Epicurus and his disciple Metrodorus, 150-200 A.D., Roman |
"For I at least do not even know what I should conceive the good to be, if I eliminate the pleasures of taste, and eliminate the pleasures of sex, and eliminate the pleasures of listening, and eliminate the pleasant motions caused in our vision of a visible form." (75) This is taken from Athenaeus Deipnosophists.
"I summon you to constant pleasures, and not to virtues, which provide [only] empty, pointless, and disturbing expectations of rewards." (76) a letter to Anarchus from Plutarch Against Colotes.

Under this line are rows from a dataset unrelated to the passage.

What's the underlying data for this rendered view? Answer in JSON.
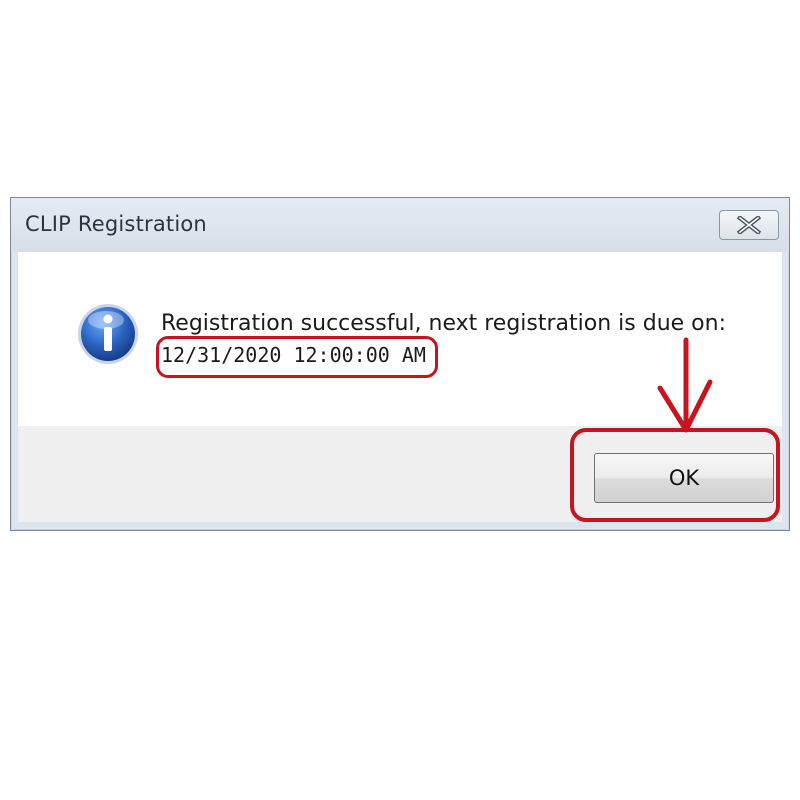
{
  "dialog": {
    "title": "CLIP Registration",
    "close_icon": "close-x-icon",
    "info_icon": "information-icon",
    "message_line1": "Registration successful, next registration is due on:",
    "message_line2": "12/31/2020 12:00:00 AM",
    "ok_label": "OK"
  },
  "annotations": {
    "highlight_color": "#c8141e",
    "arrow_icon": "down-arrow-icon"
  },
  "colors": {
    "titlebar": "#dce4ee",
    "content_bg": "#ffffff",
    "footer_bg": "#f0f0f0",
    "info_icon_blue": "#2a62c0"
  }
}
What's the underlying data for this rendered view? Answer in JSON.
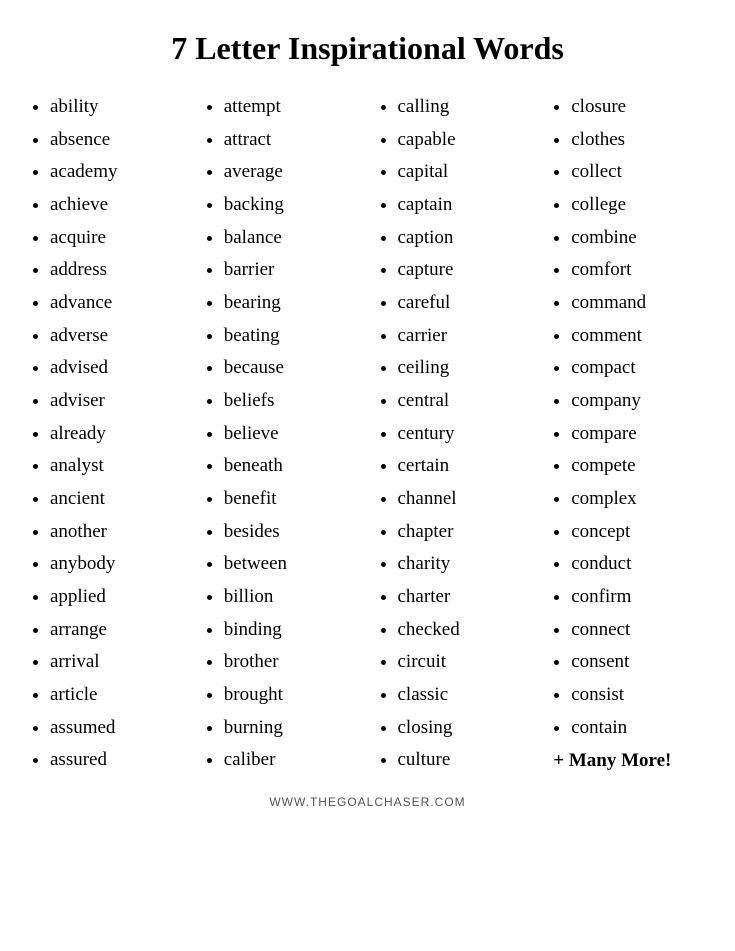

"I revel in the pleasure of my poor body, employing water and bread, and I spit upon the pleasures of extravagance, not for their own sake, but because of the difficulties which follow from them." (79) from Stobaeus Anthology.
"As they say, remembering previous goods is the most important factor contributing to a pleasant life." (99) Plutarch A Pleasant Life.
He said that the wise person is a "lover of sights and enjoys hearing and seeing Dionysiac performances as much as anyone." Plutarch A Pleasant Life (this taken from Elizabeth Asmis, "Hellenistic Aesthetics: Philosophers and Literary Critics," Encyclopedia of Aesthetics vol. 2. pg. 391. Monroe Beardsley observes that he continues this quote by saying "yet he will not allow musical discussion and the learned inquiries of critics at parties." Aesthetics: From Classical Greece to the Present. 1975. (72)
“It is only the wise man who will be able to converse properly of music and poetry—but not engaging in composing poems as a serious activity.” This is recorded by Diogenes Laertius.
Interestingly, his Roman period follower Philodemus held that music is useful simply for pleasure and that poems give pleasure through the thoughts expressed as well as the sounds produced, this in contrast to the Stoics who thought poetry had to be useful. Asmis is also my reference on this.